Welche konkreten Anwendungen und Vorteile bietet KI in der heutigen Produktionsumgebung? Wie können KI-Technologien eingesetzt werden?

Es gibt vielfältige Anwendungen von KI, die revolutionäre Veränderungen mit sich bringen. Beispielsweise sehen wir seit einigen Jahren Qualitätskontrollen unterstützt durch KI-Methoden, die Arbeitsabläufe wesentlich ergonomischer und effizienter gestalten. Bei immer schneller werdenden Produktionsumgebungen ist diese Entlastung für die Arbeitnehmer*innen deutlich spürbar. Neben Qualitätskontrollen ist auch die Echtzeitüberwachung der gesamten Prozesse eine gewinnbringende KI-Anwendung. Die KI kann Anomalien im Prozess entdecken und Korrekturmaßnahmen vorschlagen. Ebenso sind Methoden zum Einlernen von neuen Mitarbeitenden oder Saisonkräften ein Bereich, in dem KI viele Herausforderungen produzierender Unternehmen löst. Hierbei unterstützen die KI-Systeme zum Beispiel zielgenau die neuen Mitarbeitenden bei der Arbeit und geben Vorschläge und Hinweise für die nächsten Arbeitsschritte.

Stichwort “predictive maintenance” – im Wartungsbereich wird KI bereits verstärkt eingesetzt …

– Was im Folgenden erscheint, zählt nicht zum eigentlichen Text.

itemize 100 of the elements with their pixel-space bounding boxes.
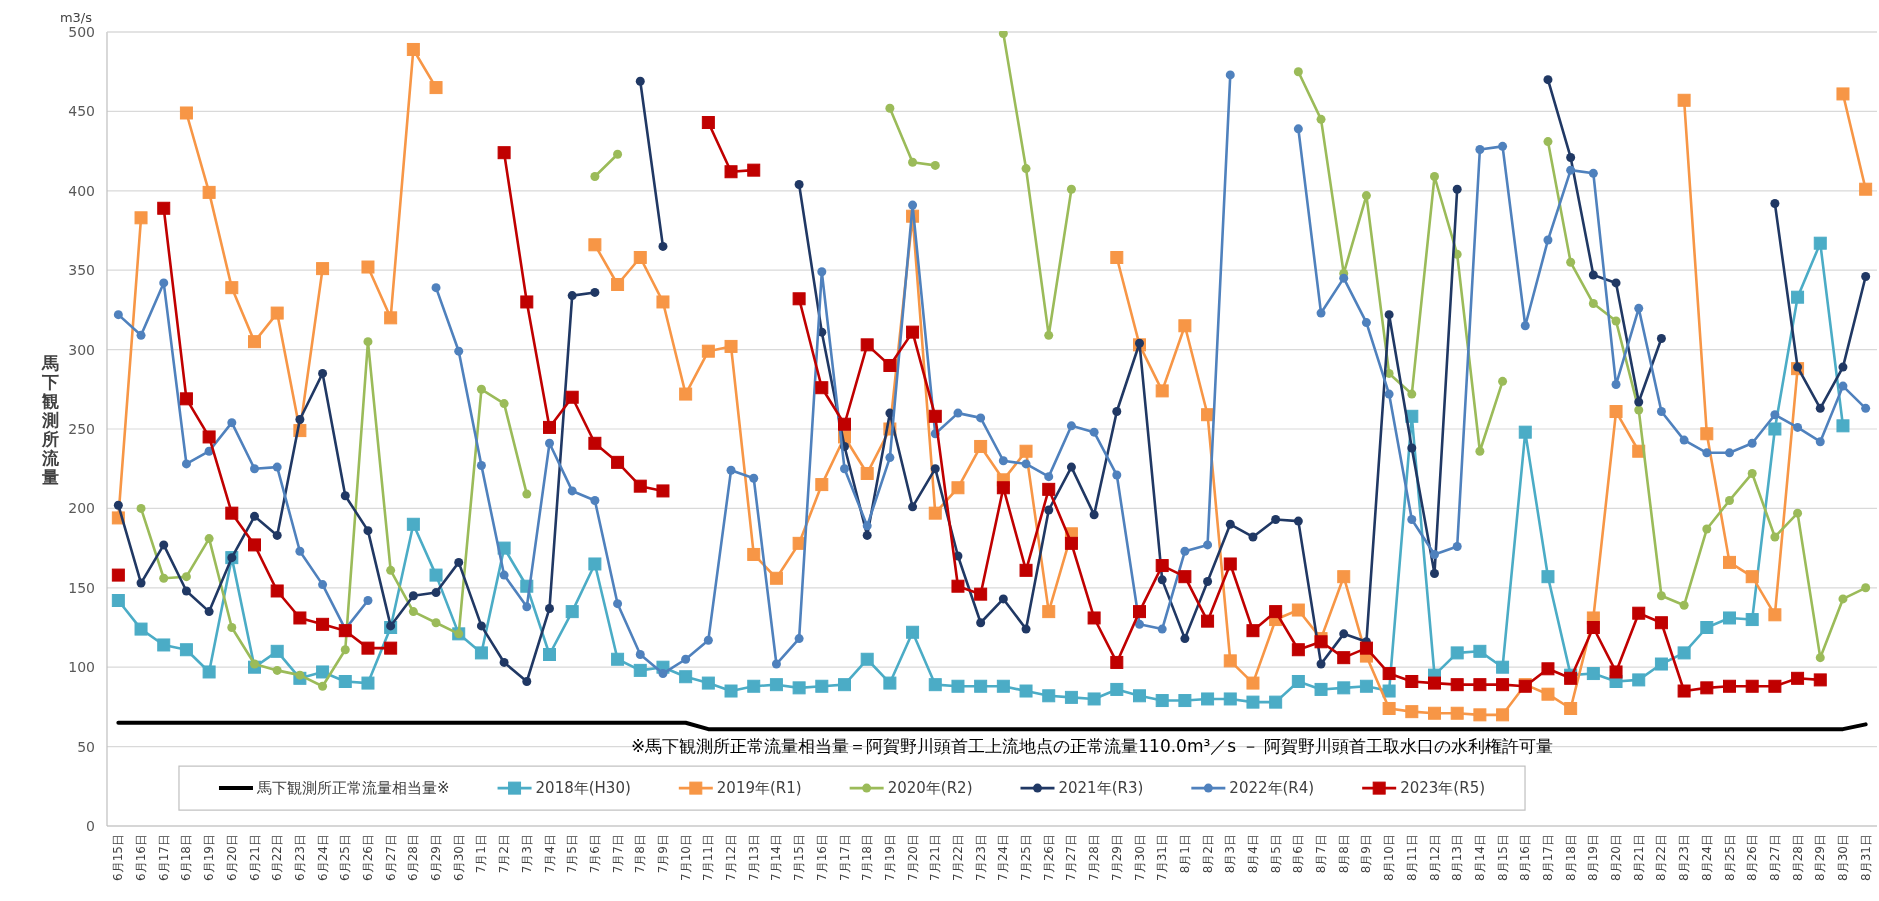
legend-label: 2021年(R3) bbox=[1058, 779, 1144, 798]
x-tick-label: 8月1日 bbox=[1177, 834, 1192, 874]
point bbox=[1044, 330, 1054, 340]
x-tick-label: 8月27日 bbox=[1767, 834, 1782, 881]
x-tick-label: 8月26日 bbox=[1745, 834, 1760, 881]
x-tick-label: 8月4日 bbox=[1245, 834, 1260, 874]
x-tick-label: 8月19日 bbox=[1586, 834, 1601, 881]
point bbox=[998, 31, 1008, 39]
x-tick-label: 8月30日 bbox=[1835, 834, 1850, 881]
x-tick-label: 6月16日 bbox=[134, 834, 149, 881]
point bbox=[1815, 653, 1825, 663]
x-tick-label: 7月16日 bbox=[814, 834, 829, 881]
x-tick-label: 6月24日 bbox=[315, 834, 330, 881]
x-tick-label: 8月20日 bbox=[1609, 834, 1624, 881]
x-tick-label: 8月10日 bbox=[1382, 834, 1397, 881]
x-tick-label: 7月22日 bbox=[950, 834, 965, 881]
x-tick-label: 6月25日 bbox=[338, 834, 353, 881]
point bbox=[1316, 114, 1326, 124]
x-tick-label: 7月1日 bbox=[474, 834, 489, 874]
x-tick-label: 7月18日 bbox=[860, 834, 875, 881]
point bbox=[1861, 583, 1871, 593]
point bbox=[1793, 508, 1803, 518]
point bbox=[476, 384, 486, 394]
x-tick-label: 8月28日 bbox=[1790, 834, 1805, 881]
x-tick-label: 7月31日 bbox=[1155, 834, 1170, 881]
x-tick-label: 8月13日 bbox=[1450, 834, 1465, 881]
point bbox=[908, 157, 918, 167]
x-tick-label: 7月29日 bbox=[1109, 834, 1124, 881]
x-tick-label: 6月28日 bbox=[406, 834, 421, 881]
x-tick-label: 6月22日 bbox=[270, 834, 285, 881]
point bbox=[1702, 524, 1712, 534]
y-tick-label: 150 bbox=[68, 579, 95, 596]
point bbox=[1770, 532, 1780, 542]
point bbox=[1293, 67, 1303, 77]
x-tick-label: 7月5日 bbox=[565, 834, 580, 874]
point bbox=[340, 645, 350, 655]
point bbox=[1430, 172, 1439, 182]
x-tick-label: 8月8日 bbox=[1336, 834, 1351, 874]
y-tick-label: 50 bbox=[77, 738, 95, 755]
point bbox=[1838, 594, 1848, 604]
x-tick-label: 8月16日 bbox=[1518, 834, 1533, 881]
point bbox=[363, 337, 373, 347]
point bbox=[136, 503, 146, 513]
x-tick-label: 7月30日 bbox=[1132, 834, 1147, 881]
x-tick-label: 8月12日 bbox=[1427, 834, 1442, 881]
x-tick-label: 7月27日 bbox=[1064, 834, 1079, 881]
point bbox=[1021, 164, 1031, 174]
point bbox=[1588, 299, 1598, 309]
x-tick-label: 7月8日 bbox=[633, 834, 648, 874]
annotation: ※馬下観測所正常流量相当量＝阿賀野川頭首工上流地点の正常流量110.0m³／s － 阿賀野川頭首工取水口の水利権許可量 bbox=[631, 736, 1553, 756]
y-tick-label: 450 bbox=[68, 103, 95, 120]
x-tick-label: 8月31日 bbox=[1858, 834, 1873, 881]
point bbox=[1498, 376, 1508, 386]
point bbox=[1725, 495, 1734, 505]
point bbox=[1656, 591, 1666, 601]
x-tick-label: 8月2日 bbox=[1200, 834, 1215, 874]
point bbox=[1679, 600, 1689, 610]
x-tick-label: 8月11日 bbox=[1404, 834, 1419, 881]
x-tick-label: 7月9日 bbox=[655, 834, 670, 874]
x-tick-label: 7月12日 bbox=[724, 834, 739, 881]
point bbox=[295, 670, 305, 680]
point bbox=[1407, 389, 1417, 399]
x-tick-label: 6月18日 bbox=[179, 834, 194, 881]
x-tick-label: 8月9日 bbox=[1359, 834, 1374, 874]
legend-label: 2022年(R4) bbox=[1229, 779, 1315, 798]
x-tick-label: 7月24日 bbox=[996, 834, 1011, 881]
x-tick-label: 8月3日 bbox=[1223, 834, 1238, 874]
x-tick-label: 8月6日 bbox=[1291, 834, 1306, 874]
x-tick-label: 6月15日 bbox=[111, 834, 126, 881]
x-tick-label: 7月14日 bbox=[769, 834, 784, 881]
x-tick-label: 7月11日 bbox=[701, 834, 716, 881]
point bbox=[386, 565, 396, 575]
y-tick-label: 0 bbox=[86, 818, 95, 834]
point bbox=[1543, 137, 1553, 147]
text: m3/s bbox=[59, 10, 93, 25]
legend-label: 2019年(R1) bbox=[716, 779, 802, 798]
legend-label: 2023年(R5) bbox=[1400, 779, 1486, 798]
x-tick-label: 8月17日 bbox=[1540, 834, 1555, 881]
x-tick-label: 8月25日 bbox=[1722, 834, 1737, 881]
x-tick-label: 7月17日 bbox=[837, 834, 852, 881]
x-tick-label: 6月26日 bbox=[360, 834, 375, 881]
x-tick-label: 7月28日 bbox=[1087, 834, 1102, 881]
point bbox=[431, 618, 441, 628]
x-tick-label: 8月7日 bbox=[1314, 834, 1329, 874]
x-tick-label: 7月3日 bbox=[519, 834, 534, 874]
x-tick-label: 6月27日 bbox=[383, 834, 398, 881]
y-tick-label: 400 bbox=[68, 182, 95, 199]
x-tick-label: 6月20日 bbox=[224, 834, 239, 881]
point bbox=[1611, 316, 1621, 326]
x-tick-label: 8月21日 bbox=[1631, 834, 1646, 881]
point bbox=[159, 573, 169, 583]
x-tick-label: 7月21日 bbox=[928, 834, 943, 881]
y-tick-label: 300 bbox=[68, 341, 95, 358]
x-tick-label: 7月19日 bbox=[882, 834, 897, 881]
point bbox=[1566, 257, 1576, 267]
y-tick-label: 500 bbox=[68, 24, 95, 40]
y-axis-title: 馬下観測所流量 bbox=[40, 353, 60, 487]
point bbox=[499, 399, 509, 409]
point bbox=[227, 623, 237, 632]
x-tick-label: 8月18日 bbox=[1563, 834, 1578, 881]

Im Bereich der Wartung gibt es verschiedene Entwicklungen, die die Langlebigkeit von Maschinen verbessern und Wartungsausfälle minimieren. Neben Dashboards mit konkreten KI-generierten Empfehlungen für die nächsten Wartungsschritte, ist natürlich auch die „vorausschauende Wartung“ (predictive maintenance) ein mittlerweile an vielen Stellen eingesetztes KI-System. Hierdurch wird vorhergesagt, welcher Teil einer Maschine ausfallen könnte und wann er ersetzt werden soll.

Welche Herausforderungen und Risiken sind mit dem Einsatz von KI in Produktionsprozessen verbunden und wie können sie minimiert werden?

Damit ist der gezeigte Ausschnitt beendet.